O CFOP descreve a natureza fiscal da operação, e o NCM classifica a mercadoria. O CST ou o CSOSN informa o enquadramento tributário usado para a tributação do item, conforme o perfil do emitente. Esses campos não devem ser avaliados isoladamente, porque o preenchimento correto depende da operação e das regras aplicáveis.
Ao receber o XML, confira se ele foi baixado do fornecedor ou obtido em ambiente oficial. Um arquivo com extensão correta ainda pode conter dados falsos ou representar uma operação que você não reconhece. Não edite o conteúdo. Se houver divergência técnica, envie o arquivo ao contador e solicite ao emitente a confirmação por canal conhecido.
Como agir quando o documento foi emitido contra você
Uma nota desconhecida vinculada ao seu CNPJ exige cuidado, mas não significa automaticamente que você deva pagar, registrar ou aceitar a operação. Primeiro, reúna o XML, o DANFE, a mensagem de envio e qualquer evidência de que não houve compra, contratação ou entrega. Evite responder por canais suspeitos ou fornecer novos dados cadastrais.
Depois, confirme a situação no ambiente oficial e procure o fornecedor por um contato obtido de fonte confiável. Solicite a explicação por escrito. Se a empresa não reconhecer a emissão, informe o ocorrido ao órgão autorizador competente e pergunte qual procedimento existe para registrar a contestação ou a manifestação do destinatário.
A medida adequada pode variar conforme o tipo de documento, o estado, o município e a situação da nota. Não faça um cancelamento, uma recusa ou qualquer registro fiscal sem entender a consequência. Um contador deve revisar o caso quando o documento já foi escriturado, quando envolve circulação de mercadoria ou quando há impacto em declarações.
Prevenção reduz o risco de aceitar um documento adulterado
Crie uma rotina interna para receber notas fiscais.

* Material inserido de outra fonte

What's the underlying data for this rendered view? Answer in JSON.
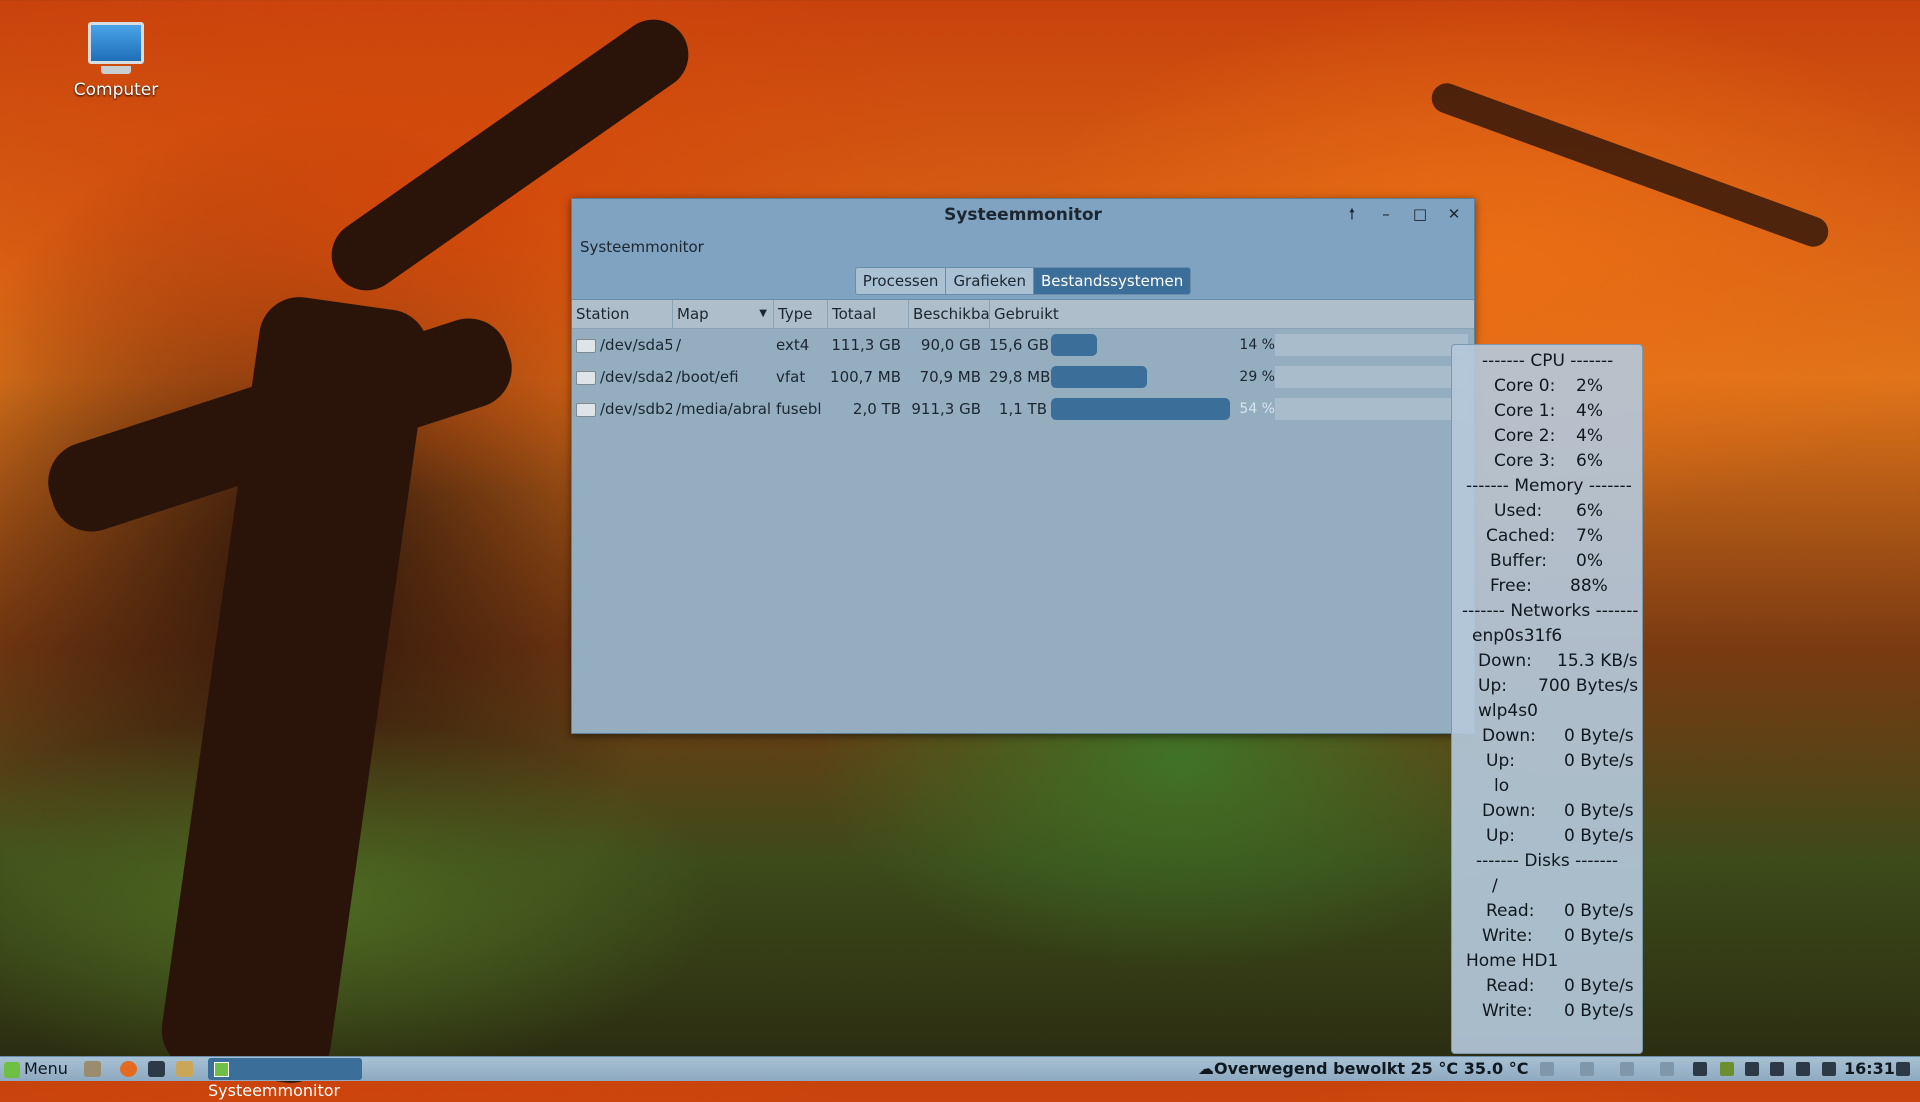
{
  "desktop": {
    "icon_label": "Computer"
  },
  "window": {
    "title": "Systeemmonitor",
    "menu_label": "Systeemmonitor",
    "controls": [
      "🠕",
      "–",
      "□",
      "✕"
    ],
    "tabs": [
      {
        "label": "Processen",
        "active": false
      },
      {
        "label": "Grafieken",
        "active": false
      },
      {
        "label": "Bestandssystemen",
        "active": true
      }
    ],
    "columns": [
      "Station",
      "Map",
      "Type",
      "Totaal",
      "Beschikba",
      "Gebruikt"
    ],
    "rows": [
      {
        "device": "/dev/sda5",
        "map": "/",
        "type": "ext4",
        "total": "111,3 GB",
        "available": "90,0 GB",
        "used": "15,6 GB",
        "usage_pct": 14,
        "usage_label": "14 %"
      },
      {
        "device": "/dev/sda2",
        "map": "/boot/efi",
        "type": "vfat",
        "total": "100,7 MB",
        "available": "70,9 MB",
        "used": "29,8 MB",
        "usage_pct": 29,
        "usage_label": "29 %"
      },
      {
        "device": "/dev/sdb2",
        "map": "/media/abral",
        "type": "fusebl",
        "total": "2,0 TB",
        "available": "911,3 GB",
        "used": "1,1 TB",
        "usage_pct": 54,
        "usage_label": "54 %"
      }
    ]
  },
  "conky": {
    "cpu_header": "------- CPU -------",
    "cores": [
      {
        "label": "Core 0:",
        "value": "2%"
      },
      {
        "label": "Core 1:",
        "value": "4%"
      },
      {
        "label": "Core 2:",
        "value": "4%"
      },
      {
        "label": "Core 3:",
        "value": "6%"
      }
    ],
    "memory_header": "------- Memory -------",
    "memory": [
      {
        "label": "Used:",
        "value": "6%"
      },
      {
        "label": "Cached:",
        "value": "7%"
      },
      {
        "label": "Buffer:",
        "value": "0%"
      },
      {
        "label": "Free:",
        "value": "88%"
      }
    ],
    "networks_header": "------- Networks -------",
    "networks": [
      {
        "name": "enp0s31f6",
        "down": "15.3 KB/s",
        "up": "700 Bytes/s"
      },
      {
        "name": "wlp4s0",
        "down": "0 Byte/s",
        "up": "0 Byte/s"
      },
      {
        "name": "lo",
        "down": "0 Byte/s",
        "up": "0 Byte/s"
      }
    ],
    "down_label": "Down:",
    "up_label": "Up:",
    "disks_header": "------- Disks -------",
    "disks": [
      {
        "name": "/",
        "read": "0 Byte/s",
        "write": "0 Byte/s"
      },
      {
        "name": "Home HD1",
        "read": "0 Byte/s",
        "write": "0 Byte/s"
      }
    ],
    "read_label": "Read:",
    "write_label": "Write:"
  },
  "taskbar": {
    "menu_label": "Menu",
    "task_label": "Systeemmonitor",
    "weather": "☁Overwegend bewolkt 25 °C 35.0 °C",
    "clock": "16:31"
  }
}
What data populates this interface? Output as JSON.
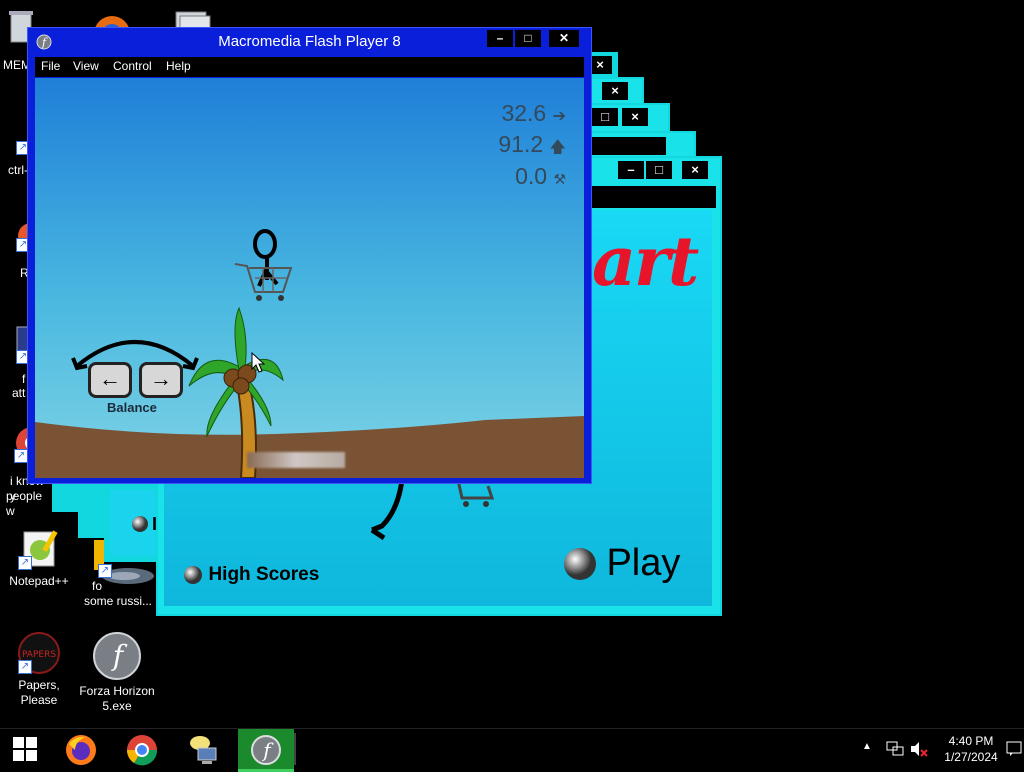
{
  "desktop": {
    "icons": {
      "notepadpp": "Notepad++",
      "papers_please": "Papers, Please",
      "forza": "Forza Horizon 5.exe",
      "partial_ctrl": "ctrl-",
      "partial_r": "R",
      "partial_f": "f",
      "partial_att": "att",
      "partial_i_know": "i know y",
      "partial_people": "people w",
      "partial_mem": "MEM",
      "partial_fo": "fo",
      "partial_some_russi": "some russi..."
    }
  },
  "bg_window": {
    "close_glyph": "×",
    "buttons": {
      "play": "Play",
      "high_scores": "High Scores",
      "partial_menu": "I"
    },
    "logo_partial": "art"
  },
  "flash_window": {
    "title": "Macromedia Flash Player 8",
    "controls": {
      "minimize": "–",
      "maximize": "□",
      "close": "✕"
    },
    "menu": {
      "file": "File",
      "view": "View",
      "control": "Control",
      "help": "Help"
    },
    "hud": {
      "distance": "32.6",
      "height": "91.2",
      "score": "0.0",
      "distance_icon": "arrow-right-icon",
      "height_icon": "arrow-up-icon",
      "score_icon": "tilt-icon"
    },
    "balance_label": "Balance",
    "left_key": "←",
    "right_key": "→"
  },
  "taskbar": {
    "time": "4:40 PM",
    "date": "1/27/2024"
  },
  "colors": {
    "flash_title": "#0a1fd9",
    "cyan_window": "#19e2e8",
    "sky": "#1f7fd8"
  }
}
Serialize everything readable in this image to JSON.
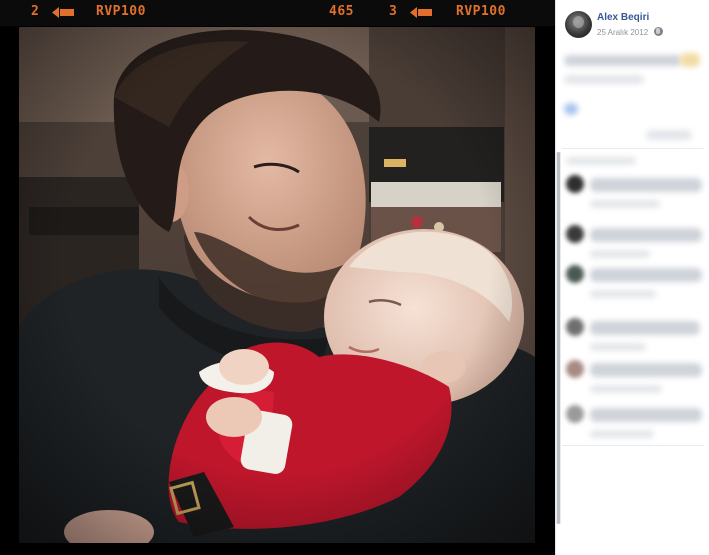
{
  "film_strip": {
    "frame_left": "2",
    "film_left": "RVP100",
    "counter": "465",
    "frame_right": "3",
    "film_right": "RVP100",
    "accent_color": "#e1702c"
  },
  "photo": {
    "description_icon": "photo-content"
  },
  "post": {
    "author": "Alex Beqiri",
    "date": "25 Aralık 2012",
    "privacy_icon": "globe-icon"
  },
  "colors": {
    "viewer_background": "#000000",
    "link_blue": "#385898",
    "meta_gray": "#90949c"
  }
}
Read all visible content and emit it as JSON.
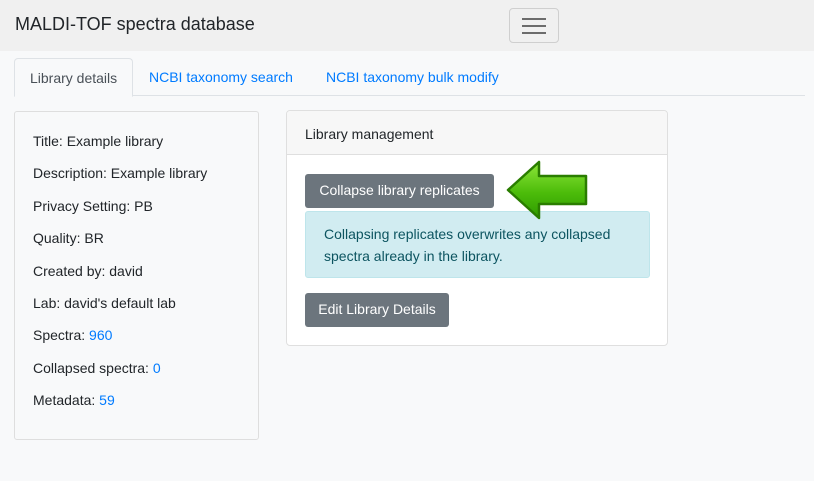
{
  "app": {
    "title": "MALDI-TOF spectra database"
  },
  "tabs": [
    {
      "label": "Library details",
      "active": true
    },
    {
      "label": "NCBI taxonomy search",
      "active": false
    },
    {
      "label": "NCBI taxonomy bulk modify",
      "active": false
    }
  ],
  "library": {
    "title_label": "Title: Example library",
    "description_label": "Description: Example library",
    "privacy_label": "Privacy Setting: PB",
    "quality_label": "Quality: BR",
    "created_label": "Created by: david",
    "lab_label": "Lab: david's default lab",
    "spectra_prefix": "Spectra: ",
    "spectra_count": "960",
    "collapsed_prefix": "Collapsed spectra: ",
    "collapsed_count": "0",
    "metadata_prefix": "Metadata: ",
    "metadata_count": "59"
  },
  "management": {
    "title": "Library management",
    "collapse_button": "Collapse library replicates",
    "alert_text": "Collapsing replicates overwrites any collapsed spectra already in the library.",
    "edit_button": "Edit Library Details"
  },
  "icons": {
    "menu": "hamburger-menu-icon",
    "arrow": "green-left-arrow-icon"
  },
  "colors": {
    "link": "#007bff",
    "button": "#6c757d",
    "alert_bg": "#d1ecf1",
    "alert_text": "#0c5460",
    "arrow": "#44bb00"
  }
}
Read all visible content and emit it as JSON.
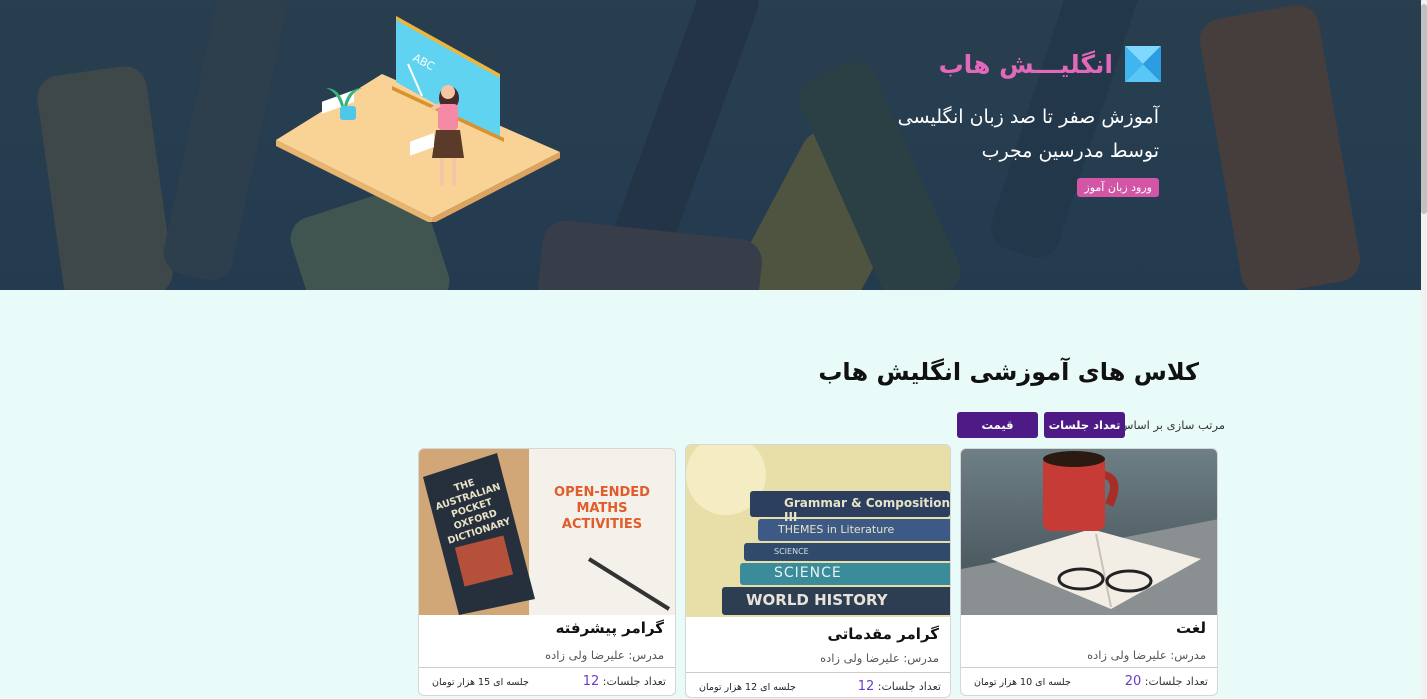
{
  "hero": {
    "brand_name": "انگلیـــش هاب",
    "headline_line1": "آموزش صفر تا صد زبان انگلیسی",
    "headline_line2": "توسط مدرسین مجرب",
    "login_button": "ورود زبان آموز",
    "board_text": "ABC",
    "colors": {
      "brand": "#e268b9",
      "button": "#d256a5"
    }
  },
  "section": {
    "title": "کلاس های آموزشی انگلیش هاب",
    "sort_label": "مرتب سازی بر اساس:",
    "sort_sessions": "تعداد جلسات",
    "sort_price": "قیمت",
    "accent_color": "#4e1a85"
  },
  "cards": [
    {
      "title": "لغت",
      "teacher": "مدرس: علیرضا ولی زاده",
      "sessions_label": "تعداد جلسات:",
      "sessions_count": "20",
      "price": "جلسه ای 10 هزار تومان",
      "image": "coffee-and-open-book"
    },
    {
      "title": "گرامر مقدماتی",
      "teacher": "مدرس: علیرضا ولی زاده",
      "sessions_label": "تعداد جلسات:",
      "sessions_count": "12",
      "price": "جلسه ای 12 هزار تومان",
      "image": "stack-of-books",
      "book_spines": [
        "Grammar & Composition III",
        "THEMES in Literature",
        "SCIENCE",
        "SCIENCE",
        "WORLD HISTORY"
      ]
    },
    {
      "title": "گرامر پیشرفته",
      "teacher": "مدرس: علیرضا ولی زاده",
      "sessions_label": "تعداد جلسات:",
      "sessions_count": "12",
      "price": "جلسه ای 15 هزار تومان",
      "image": "oxford-dictionary-and-maths-book",
      "book_texts": [
        "THE AUSTRALIAN POCKET OXFORD DICTIONARY",
        "OPEN-ENDED MATHS ACTIVITIES"
      ]
    }
  ]
}
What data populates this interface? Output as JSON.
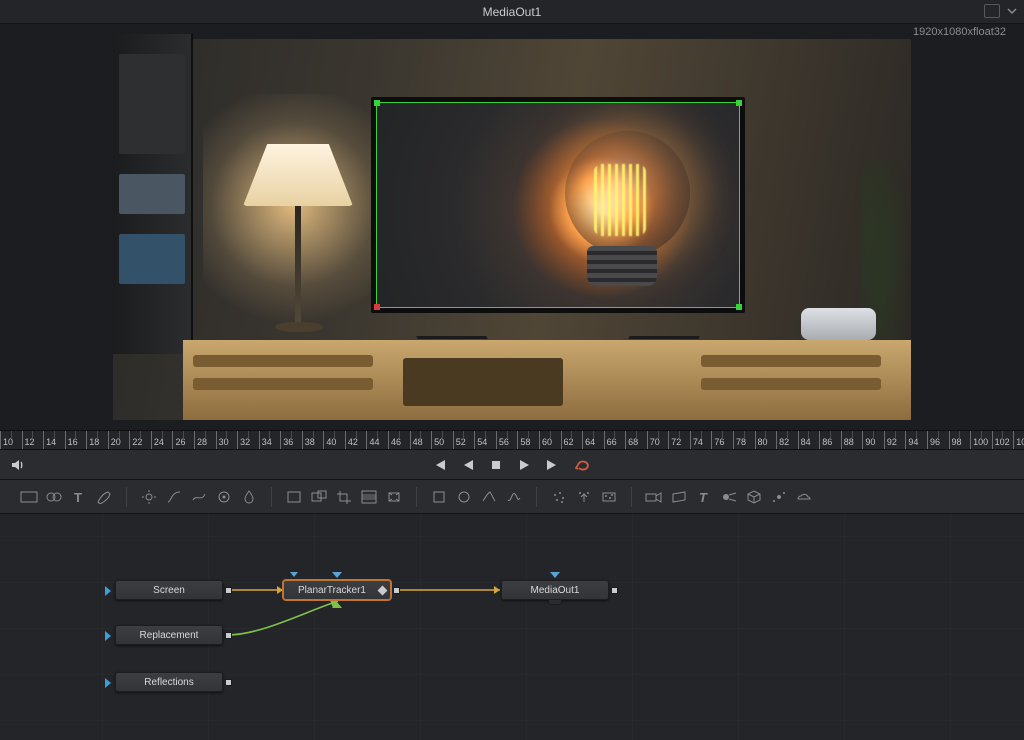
{
  "titlebar": {
    "title": "MediaOut1"
  },
  "viewer": {
    "resolution_label": "1920x1080xfloat32"
  },
  "ruler": {
    "start": 10,
    "end": 105,
    "step": 2
  },
  "transport": {
    "buttons": {
      "audio": "Audio",
      "first": "Go to first frame",
      "prev": "Play reverse",
      "stop": "Stop",
      "play": "Play forward",
      "last": "Go to last frame",
      "loop": "Loop"
    }
  },
  "toolbar": {
    "icons": [
      "background",
      "merge",
      "text",
      "paint",
      "brightness-contrast",
      "color-curves",
      "hue-curves",
      "color-corrector",
      "blur",
      "transform",
      "resize",
      "crop",
      "letterbox",
      "dve",
      "rectangle-mask",
      "ellipse-mask",
      "polygon-mask",
      "bspline-mask",
      "particles",
      "p-emitter",
      "p-render",
      "camera3d",
      "image-plane3d",
      "shape3d",
      "spot-light",
      "renderer3d",
      "lens-flare",
      "fog3d"
    ]
  },
  "flow": {
    "nodes": {
      "screen": {
        "label": "Screen"
      },
      "replacement": {
        "label": "Replacement"
      },
      "reflections": {
        "label": "Reflections"
      },
      "tracker": {
        "label": "PlanarTracker1"
      },
      "mediaout": {
        "label": "MediaOut1"
      }
    }
  }
}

Peça o XML por um canal conhecido, confirme se o remetente é o fornecedor habitual e compare os dados com a ordem de compra antes de liberar pagamento ou entrada de mercadoria. Evite considerar como prova suficiente uma imagem enviada em aplicativo de mensagens.
Mantenha os arquivos organizados por fornecedor e operação, sem alterar o conteúdo original. Se precisar compartilhar uma cópia, preserve o XML recebido e registre quem enviou o documento. Para o DANFE, confirme se a chave corresponde ao XML e à consulta oficial; para a NFS-e, use o mecanismo indicado pela prefeitura ou pelo ambiente nacional aplicável.
Treine quem recebe documentos para reconhecer pedidos urgentes, mudanças inesperadas de conta bancária e divergências entre o nome do fornecedor e o emitente. A prevenção não depende apenas de conhecimento tributário. Ela combina conferência operacional, segurança digital e acompanhamento dos portais oficiais.